Last week we spoke about the factors the Federal Reserve Board must balance before making a decision about rates. This week we can add one more factor, a stock market correction. This year the Dow peaked at 18,286 in May. When we wrote our column regarding the fact that the markets were due for a correction on July 14, we were still around the 18,000 level. On August 25, the Dow closed at 15,666. That is a drop of well over ten percent, the standard of what is considered a correction.
What is causing the “adjustment”? There are plenty of possible factors, including the more severe drops in international markets, especially China. Other possible factors would be the devaluation of overseas currencies or the specter of coming rate increases. Or it could be, as we mentioned in the July 14 article, that we were just due for a correction. Markets can’t move straight up forever and this run without a correction has been way longer than average.

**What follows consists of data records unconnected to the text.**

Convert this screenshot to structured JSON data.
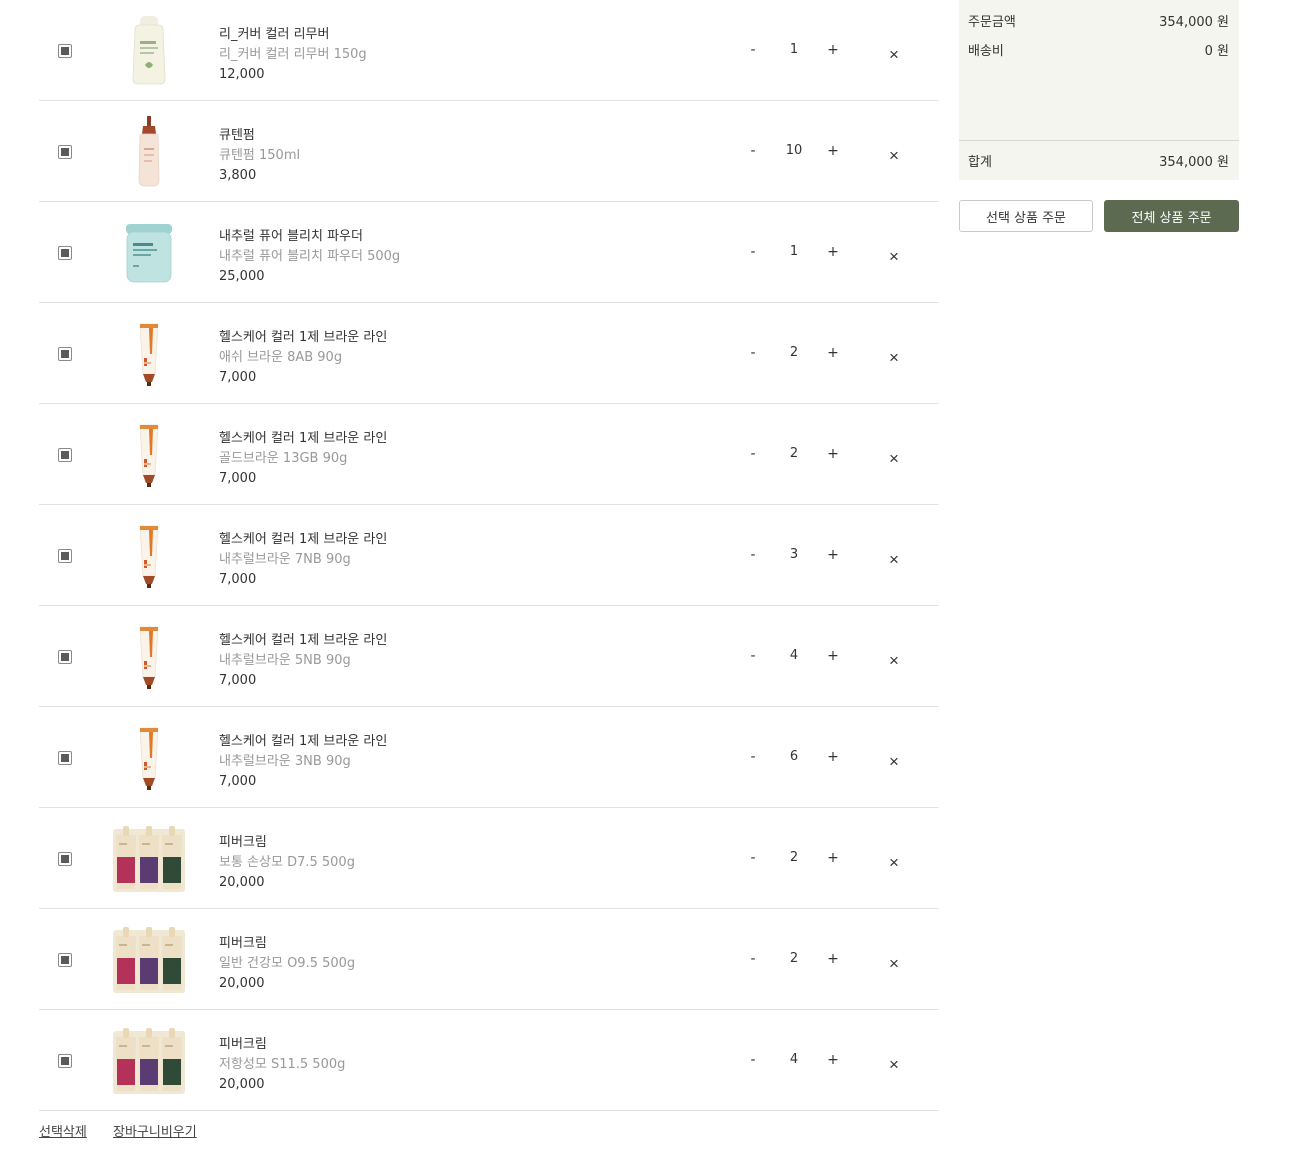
{
  "cart": {
    "items": [
      {
        "name": "리_커버 컬러 리무버",
        "option": "리_커버 컬러 리무버 150g",
        "price": "12,000",
        "qty": "1",
        "image": "bottle-image"
      },
      {
        "name": "큐텐펌",
        "option": "큐텐펌 150ml",
        "price": "3,800",
        "qty": "10",
        "image": "dropper-bottle-image"
      },
      {
        "name": "내추럴 퓨어 블리치 파우더",
        "option": "내추럴 퓨어 블리치 파우더 500g",
        "price": "25,000",
        "qty": "1",
        "image": "jar-image"
      },
      {
        "name": "헬스케어 컬러 1제 브라운 라인",
        "option": "애쉬 브라운 8AB 90g",
        "price": "7,000",
        "qty": "2",
        "image": "tube-image"
      },
      {
        "name": "헬스케어 컬러 1제 브라운 라인",
        "option": "골드브라운 13GB 90g",
        "price": "7,000",
        "qty": "2",
        "image": "tube-image"
      },
      {
        "name": "헬스케어 컬러 1제 브라운 라인",
        "option": "내추럴브라운 7NB 90g",
        "price": "7,000",
        "qty": "3",
        "image": "tube-image"
      },
      {
        "name": "헬스케어 컬러 1제 브라운 라인",
        "option": "내추럴브라운 5NB 90g",
        "price": "7,000",
        "qty": "4",
        "image": "tube-image"
      },
      {
        "name": "헬스케어 컬러 1제 브라운 라인",
        "option": "내추럴브라운 3NB 90g",
        "price": "7,000",
        "qty": "6",
        "image": "tube-image"
      },
      {
        "name": "피버크림",
        "option": "보통 손상모 D7.5 500g",
        "price": "20,000",
        "qty": "2",
        "image": "pouch-set-image"
      },
      {
        "name": "피버크림",
        "option": "일반 건강모 O9.5 500g",
        "price": "20,000",
        "qty": "2",
        "image": "pouch-set-image"
      },
      {
        "name": "피버크림",
        "option": "저항성모 S11.5 500g",
        "price": "20,000",
        "qty": "4",
        "image": "pouch-set-image"
      }
    ],
    "minus_label": "-",
    "plus_label": "+",
    "delete_label": "×",
    "actions": {
      "delete_selected": "선택삭제",
      "empty_cart": "장바구니비우기"
    }
  },
  "summary": {
    "order_amount_label": "주문금액",
    "order_amount_value": "354,000 원",
    "shipping_label": "배송비",
    "shipping_value": "0 원",
    "total_label": "합계",
    "total_value": "354,000 원"
  },
  "buttons": {
    "order_selected": "선택 상품 주문",
    "order_all": "전체 상품 주문"
  },
  "colors": {
    "accent": "#5b6a50",
    "summary_bg": "#f5f5ef"
  }
}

We also don’t know that the stock market will not bounce right back, which it started to in the middle of last week. But if it doesn’t, we expect a nervous stock market also to weigh on the Fed when they meet in a few weeks and consider a rate hike. The markets do not like uncertainty and there is plenty of uncertainty out there. In the meantime, the stock market’s correction has added the benefit of helping keep rates low for a while longer, giving more time for Americans to enjoy this added benefit. But don’t get too comfortable, because this week’s jobs report is about to add another factor into the mix.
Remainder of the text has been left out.